Indem der Zug sich den Berg hinabbewegte, war jene Anhöhe mit dem bezeichneten Baume bald den Blicken Friedmanns entschwunden. Jetzt mußte er sich ganz durch seine eigene Einsicht und Erfahrung leiten lassen. Er war aber so sicher in seiner Berechnung, daß er nach einer Wanderung von anderthalb Stunden, während welcher man oft nur mit Mühe und großer Beschwerlichkeit die dichten Waldungen durchdringen konnte, die Anhöhe mit dem spitzlaufenden Baume dicht vor sich sah. Jetzt wandte er sich links nach deren schräg ablaufenden Abhange hin und in sehr kurzer Zeit waren nun die Trümmer des alten Römercastel's aufgefunden.

Mit einem Gefühle von Selbstzufriedenheit, das ihm nicht zu verargen war, sagte der Ritter von Sonnenberg jetzt zu seinem jungen Begleiter:

»Seht, Oettingen! Es war bei meiner Ritterpflicht keine Kleinigkeit, durch die tiefeinschneidenden Thäler, durch die dichten Waldungen, die hinter uns liegen, an diese Stelle zu gelangen. Jetzt haben wir gewonnen Spiel! Ein tüchtiger Jägersmann findet allenthalben die rechte Spur. Dort links von dem alten Gemäuer herab bemerkt Ihr wohl die schmal fortlaufende Erhebung im Wiesengrunde? Das ist Alles, was noch einen ehemaligen Weg nach dem Rheine hin anzeigt, aber es ist genug, um uns zu leiten. Vorwärts, meine Freunde! Gut Werk will Eil haben.«

Int raschen Trabe ging es jetzt einem Thale zu, das sich durch einzeln stehende kahle Felsenstücke, von oft sehr ansehnlicher Größe, und durch die Nacktheit der ziemlich schroff ansteigenden Wände besonders auszeichnete. Sie gelangten an einen Quell, der sehr stark aus der Erde hervorsprudelte und sich sogleich zu einem ansehnlichen Bach bildete. Der Bach rauschte im schnellen Laufe das Thal hinab. Einige der Krieger versuchten von dem Wasser zu trinken, allein es hatte einen übeln salzigen Geschmack.

»Aller Wahrscheinlichkeit nach,« redete Friedmann den jungen Grafen wiederum an, »befinden wir uns in einem Thale, das gerade auf den Flecken Lorch am Rheine ausläuft. Schon oft und Seltsames hat man mir von diesem Thale erzählt, allein selbst war ich noch nie hier.«

Friedmann schwieg. Die Neugierde seines Reisegefährten war rege gemacht.
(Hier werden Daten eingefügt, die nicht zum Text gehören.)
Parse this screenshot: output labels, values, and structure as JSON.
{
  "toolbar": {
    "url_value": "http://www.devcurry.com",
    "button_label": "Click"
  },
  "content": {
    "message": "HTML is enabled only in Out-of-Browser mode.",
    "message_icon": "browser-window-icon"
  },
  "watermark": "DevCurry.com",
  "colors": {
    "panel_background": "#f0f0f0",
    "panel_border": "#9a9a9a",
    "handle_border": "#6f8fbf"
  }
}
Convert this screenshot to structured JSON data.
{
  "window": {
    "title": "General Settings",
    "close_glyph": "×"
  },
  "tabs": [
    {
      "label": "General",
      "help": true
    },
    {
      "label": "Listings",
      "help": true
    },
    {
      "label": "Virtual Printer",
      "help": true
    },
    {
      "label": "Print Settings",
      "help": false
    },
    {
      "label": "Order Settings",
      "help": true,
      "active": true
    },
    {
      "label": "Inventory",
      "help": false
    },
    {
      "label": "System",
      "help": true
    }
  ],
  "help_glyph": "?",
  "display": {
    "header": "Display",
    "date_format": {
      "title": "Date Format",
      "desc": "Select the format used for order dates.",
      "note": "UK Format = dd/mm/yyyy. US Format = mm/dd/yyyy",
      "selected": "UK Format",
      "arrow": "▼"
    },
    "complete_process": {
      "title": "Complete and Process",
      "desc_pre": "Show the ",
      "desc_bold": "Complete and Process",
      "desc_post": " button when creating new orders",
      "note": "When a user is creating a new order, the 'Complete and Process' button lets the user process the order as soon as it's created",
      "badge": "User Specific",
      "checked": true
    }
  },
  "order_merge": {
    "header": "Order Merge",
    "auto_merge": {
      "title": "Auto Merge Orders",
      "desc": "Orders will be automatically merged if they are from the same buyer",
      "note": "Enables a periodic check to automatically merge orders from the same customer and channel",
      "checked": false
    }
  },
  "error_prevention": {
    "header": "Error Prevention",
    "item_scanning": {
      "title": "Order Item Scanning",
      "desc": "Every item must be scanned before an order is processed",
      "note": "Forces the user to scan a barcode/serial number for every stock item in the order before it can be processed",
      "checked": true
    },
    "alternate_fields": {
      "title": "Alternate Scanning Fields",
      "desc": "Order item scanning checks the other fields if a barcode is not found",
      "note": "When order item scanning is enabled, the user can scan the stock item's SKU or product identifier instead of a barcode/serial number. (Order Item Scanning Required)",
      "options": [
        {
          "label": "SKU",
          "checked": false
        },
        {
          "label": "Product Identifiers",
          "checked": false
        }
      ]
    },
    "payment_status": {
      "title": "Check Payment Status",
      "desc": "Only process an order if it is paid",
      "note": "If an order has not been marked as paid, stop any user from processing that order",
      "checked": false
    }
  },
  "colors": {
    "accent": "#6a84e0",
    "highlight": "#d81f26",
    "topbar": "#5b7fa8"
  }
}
Er erwartete eine weitere Erzählung des Ritters, doch diese wollte nicht erfolgen. Die Gegend selbst zeigte sich indessen immer seltsamer. Die Steinklippen nahmen sonderbare Gestalten an, tiefe Spalten zeigten sich in den Wänden, es war dem Jünglinge, als höre er ein seltsames Geflüster in diesen und oft blies ihn ein schaueriger, sonderbarer Hauch an, der sein ganzes Wesen erschütterte. Die Krieger schienen ähnliche Erfahrungen zu machen. Sie drängten sich hart aneinander, sprachen leise unter sich und warfen scheue Blicke umher.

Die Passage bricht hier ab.